Service bancaire minimum

Le Comité des usagers (représentants des organisations des pouvoirs publics, des consommateurs et des banquiers) établit une charte visant à « éviter l'exclusion bancaire » et à garantir un service bancaire de base aux détenteurs de comptes « non rentables », comportant compte à vue et carte de retrait...

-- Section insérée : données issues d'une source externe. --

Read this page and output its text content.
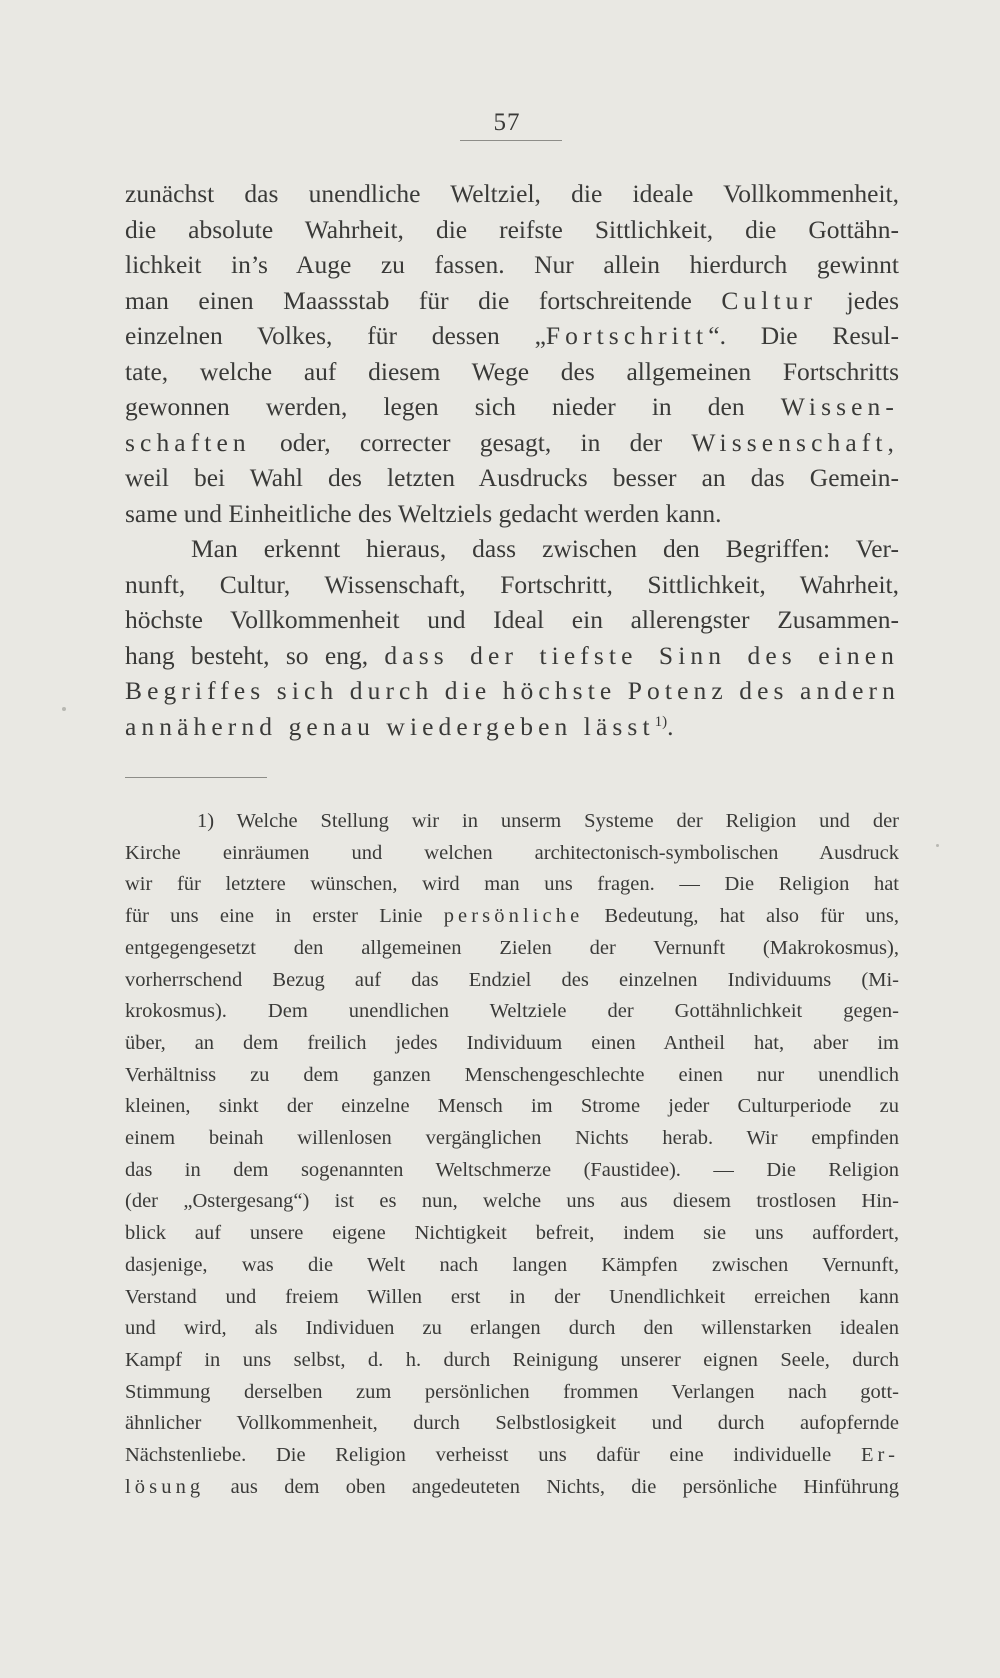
57
zunächst das unendliche Weltziel, die ideale Vollkommenheit,
die absolute Wahrheit, die reifste Sittlichkeit, die Gottähn-
lichkeit in’s Auge zu fassen. Nur allein hierdurch gewinnt
man einen Maassstab für die fortschreitende Cultur jedes
einzelnen Volkes, für dessen „Fortschritt“. Die Resul-
tate, welche auf diesem Wege des allgemeinen Fortschritts
gewonnen werden, legen sich nieder in den Wissen-
schaften oder, correcter gesagt, in der Wissenschaft,
weil bei Wahl des letzten Ausdrucks besser an das Gemein-
same und Einheitliche des Weltziels gedacht werden kann.
Man erkennt hieraus, dass zwischen den Begriffen: Ver-
nunft, Cultur, Wissenschaft, Fortschritt, Sittlichkeit, Wahrheit,
höchste Vollkommenheit und Ideal ein allerengster Zusammen-
hang besteht, so eng, dass der tiefste Sinn des einen
Begriffes sich durch die höchste Potenz des andern
annähernd genau wiedergeben lässt$^{1)}$.
1) Welche Stellung wir in unserm Systeme der Religion und der
Kirche einräumen und welchen architectonisch-symbolischen Ausdruck
wir für letztere wünschen, wird man uns fragen. — Die Religion hat
für uns eine in erster Linie persönliche Bedeutung, hat also für uns,
entgegengesetzt den allgemeinen Zielen der Vernunft (Makrokosmus),
vorherrschend Bezug auf das Endziel des einzelnen Individuums (Mi-
krokosmus). Dem unendlichen Weltziele der Gottähnlichkeit gegen-
über, an dem freilich jedes Individuum einen Antheil hat, aber im
Verhältniss zu dem ganzen Menschengeschlechte einen nur unendlich
kleinen, sinkt der einzelne Mensch im Strome jeder Culturperiode zu
einem beinah willenlosen vergänglichen Nichts herab. Wir empfinden
das in dem sogenannten Weltschmerze (Faustidee). — Die Religion
(der „Ostergesang“) ist es nun, welche uns aus diesem trostlosen Hin-
blick auf unsere eigene Nichtigkeit befreit, indem sie uns auffordert,
dasjenige, was die Welt nach langen Kämpfen zwischen Vernunft,
Verstand und freiem Willen erst in der Unendlichkeit erreichen kann
und wird, als Individuen zu erlangen durch den willenstarken idealen
Kampf in uns selbst, d. h. durch Reinigung unserer eignen Seele, durch
Stimmung derselben zum persönlichen frommen Verlangen nach gott-
ähnlicher Vollkommenheit, durch Selbstlosigkeit und durch aufopfernde
Nächstenliebe. Die Religion verheisst uns dafür eine individuelle Er-
lösung aus dem oben angedeuteten Nichts, die persönliche Hinführung
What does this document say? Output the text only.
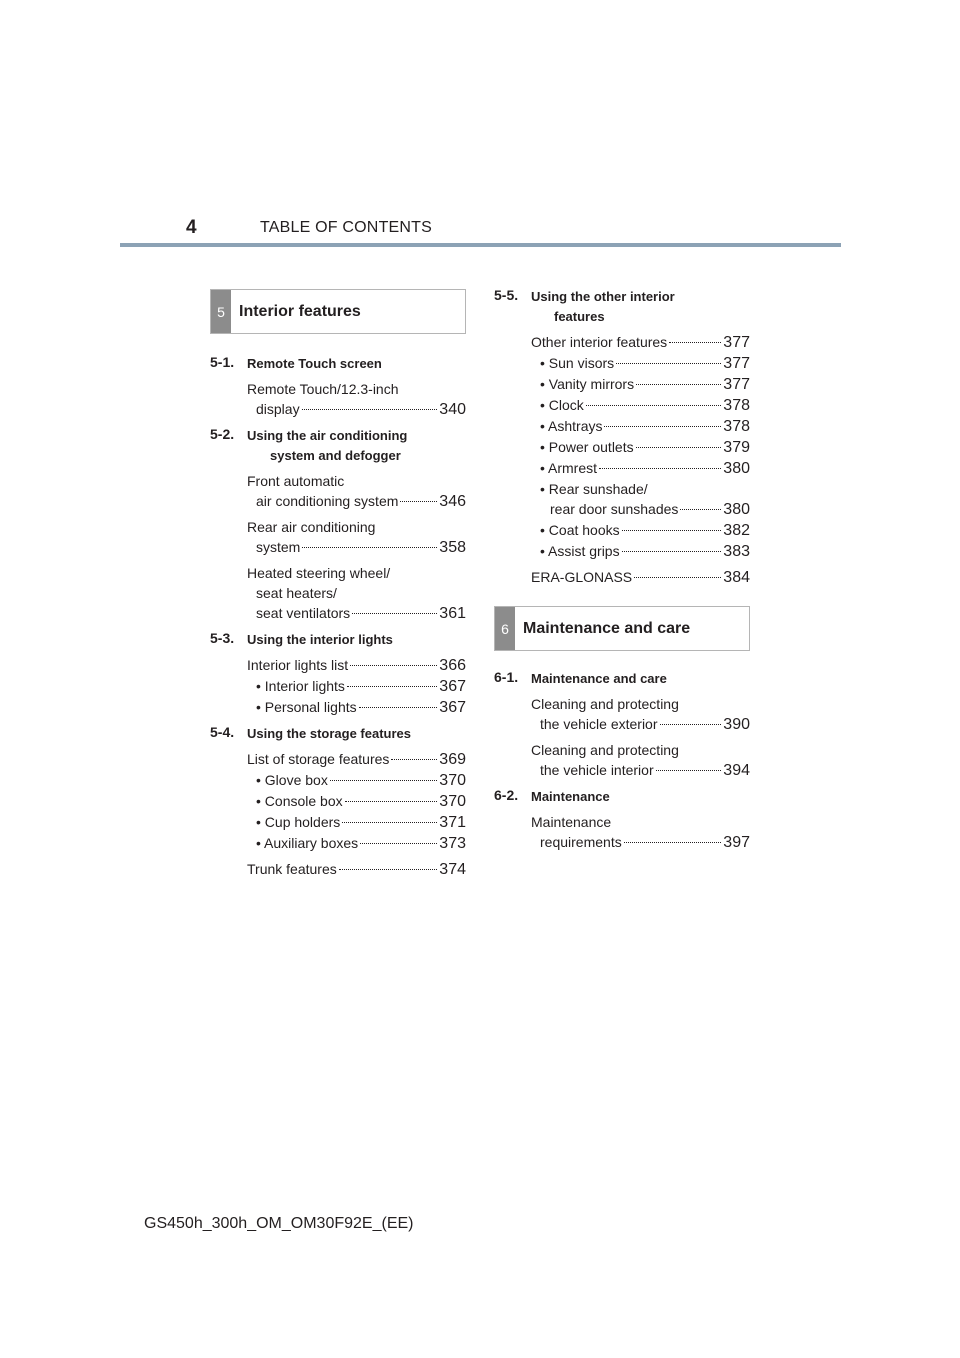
4	TABLE OF CONTENTS
5 Interior features
5-1. Remote Touch screen
Remote Touch/12.3-inch
display	340
5-2. Using the air conditioning
system and defogger
Front automatic
air conditioning system	346
Rear air conditioning
system	358
Heated steering wheel/
seat heaters/
seat ventilators	361
5-3. Using the interior lights
Interior lights list	366
• Interior lights	367
• Personal lights	367
5-4. Using the storage features
List of storage features	369
• Glove box	370
• Console box	370
• Cup holders	371
• Auxiliary boxes	373
Trunk features	374
5-5. Using the other interior
features
Other interior features	377
• Sun visors	377
• Vanity mirrors	377
• Clock	378
• Ashtrays	378
• Power outlets	379
• Armrest	380
• Rear sunshade/
rear door sunshades	380
• Coat hooks	382
• Assist grips	383
ERA-GLONASS	384
6 Maintenance and care
6-1. Maintenance and care
Cleaning and protecting
the vehicle exterior	390
Cleaning and protecting
the vehicle interior	394
6-2. Maintenance
Maintenance
requirements	397
GS450h_300h_OM_OM30F92E_(EE)
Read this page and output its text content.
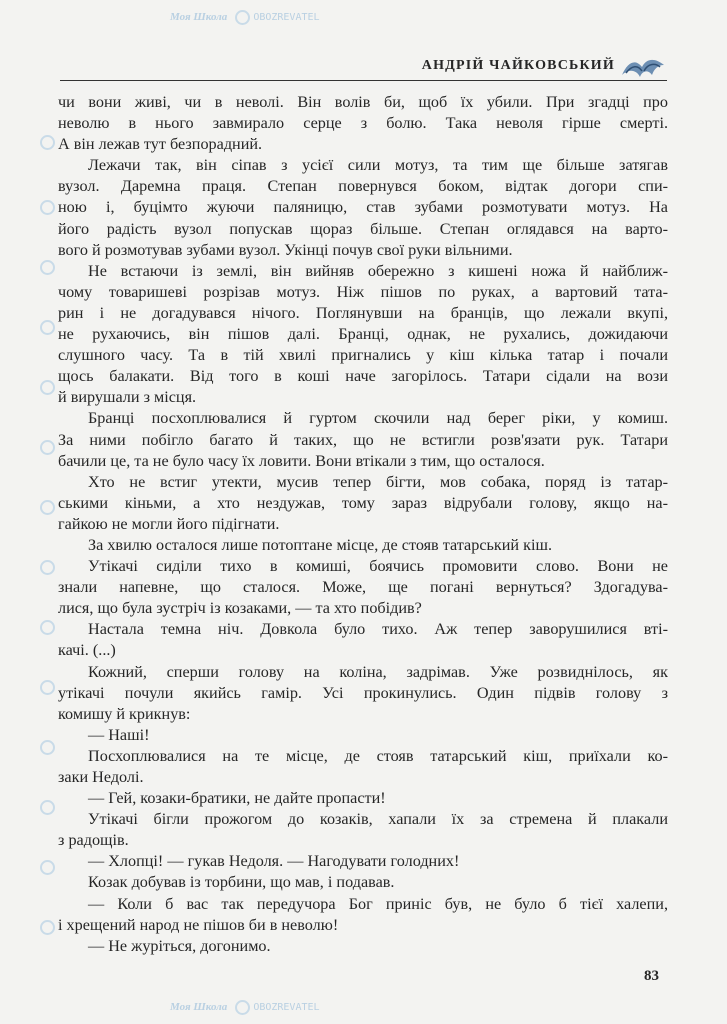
Моя Школа	OBOZREVATEL
Моя Школа	OBOZREVATEL
АНДРІЙ ЧАЙКОВСЬКИЙ
чи вони живі, чи в неволі. Він волів би, щоб їх убили. При згадці про
неволю в нього завмирало серце з болю. Така неволя гірше смерті.
А він лежав тут безпорадний.
Лежачи так, він сіпав з усієї сили мотуз, та тим ще більше затягав
вузол. Даремна праця. Степан повернувся боком, відтак догори спи-
ною і, буцімто жуючи паляницю, став зубами розмотувати мотуз. На
його радість вузол попускав щораз більше. Степан оглядався на варто-
вого й розмотував зубами вузол. Укінці почув свої руки вільними.
Не встаючи із землі, він вийняв обережно з кишені ножа й найближ-
чому товаришеві розрізав мотуз. Ніж пішов по руках, а вартовий тата-
рин і не догадувався нічого. Поглянувши на бранців, що лежали вкупі,
не рухаючись, він пішов далі. Бранці, однак, не рухались, дожидаючи
слушного часу. Та в тій хвилі пригнались у кіш кілька татар і почали
щось балакати. Від того в коші наче загорілось. Татари сідали на вози
й вирушали з місця.
Бранці посхоплювалися й гуртом скочили над берег ріки, у комиш.
За ними побігло багато й таких, що не встигли розв'язати рук. Татари
бачили це, та не було часу їх ловити. Вони втікали з тим, що осталося.
Хто не встиг утекти, мусив тепер бігти, мов собака, поряд із татар-
ськими кіньми, а хто нездужав, тому зараз відрубали голову, якщо на-
гайкою не могли його підігнати.
За хвилю осталося лише потоптане місце, де стояв татарський кіш.
Утікачі сиділи тихо в комиші, боячись промовити слово. Вони не
знали напевне, що сталося. Може, ще погані вернуться? Здогадува-
лися, що була зустріч із козаками, — та хто побідив?
Настала темна ніч. Довкола було тихо. Аж тепер заворушилися вті-
качі. (...)
Кожний, сперши голову на коліна, задрімав. Уже розвиднілось, як
утікачі почули якийсь гамір. Усі прокинулись. Один підвів голову з
комишу й крикнув:
— Наші!
Посхоплювалися на те місце, де стояв татарський кіш, приїхали ко-
заки Недолі.
— Гей, козаки-братики, не дайте пропасти!
Утікачі бігли прожогом до козаків, хапали їх за стремена й плакали
з радощів.
— Хлопці! — гукав Недоля. — Нагодувати голодних!
Козак добував із торбини, що мав, і подавав.
— Коли б вас так передучора Бог приніс був, не було б тієї халепи,
і хрещений народ не пішов би в неволю!
— Не журіться, догонимо.
83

La tarification des services devient la règle. Les banques, pour limiter la chute de leurs bénéfices, n'hésitent plus à facturer les services rendus à leurs clients. Le compte chèque reste gratuit (c'est la loi), mais il existe mille et une façons de contourner l'obstacle. On augmente les frais de tenue de compte (75 francs dans certaines banques), le prix des cartes bleues, les droits d'entrée pour une sicav, les frais de garde (pour les titres) ou de change, etc. Désormais, on paye pour retirer des espèces au guichet d'une agence qui n'est pas la sienne ; ou pour pouvoir consulter son compte sur Minitel ; ou encore pour faire opposition à un chèque. Les banques se justifient en expliquant que globalement, ces augmentations de tarifs suivent le coût de la vie. Pourtant, selon une étude approfondie réalisée par des élèves de l'Ensae (École nationale de statistiques et d'administration économique), les tarifs des services augmentent de plus de 10 % par an. Pour une banque comme le CCF (qui affiche des résultats honorables en 1992), les tarifs ont progressé de plus de 50 % par an depuis 1986 ! Et la tendance, avec les progrès du marketing bancaire, ne fait que s'accentuer.